Richard Yamarone, economist with Argus Research Corp., said the economy appears to have achieved what analysts call “full employment” — a state where nearly every worker who wants a job can get one fairly easily. In such a market, those still unemployed for long periods generally lack the skills or education they need to get what jobs are available.

Because Fed officials have focused frequently on the declining supply of skilled workers, “we can’t possibly see how the central bank will not find concern with this report,” Mr. Yamarone said. “Keep in mind that about 70 percent of all final costs to products and services come from labor.”

Christian E. Weller, senior economist with the Center for American Progress, said the job market has made slow progress since the economy emerged from recession in late 2001, but wages and job growth still remain meager by historical standards.

Job gains averaging a little more than 200,000 in recent months are “respectable,” but “barely average” for the United States, he said.

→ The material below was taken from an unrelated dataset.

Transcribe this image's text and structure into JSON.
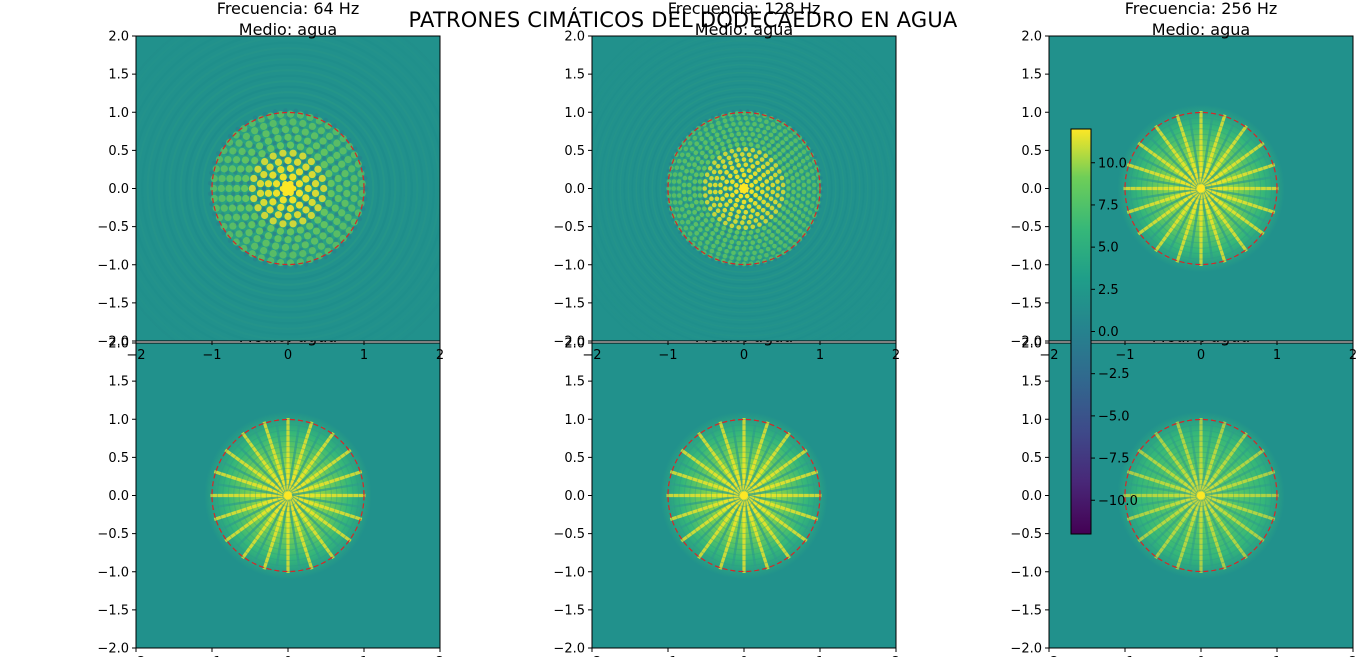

Far from raising inflation concerns, below-average job growth since 2001 “has actually translated into a slowing of wage growth,” with wages barely keeping pace with inflation in recent years, he said.

The end of the housing boom may create challenges for the job market in coming months, the economists said, as housing construction, real estate finance and related industries had driven the creation of as much as half of all jobs during the boom years.

“It is unclear if there is enough momentum in non-construction-related jobs to dampen the impact of the slowing construction boom,” said Mr. Weller. He noted that industries with job growth last month, such as retail and hospitality, pay relatively low wages ranging around $10 an hour that on average are only half as much as construction and finance wages.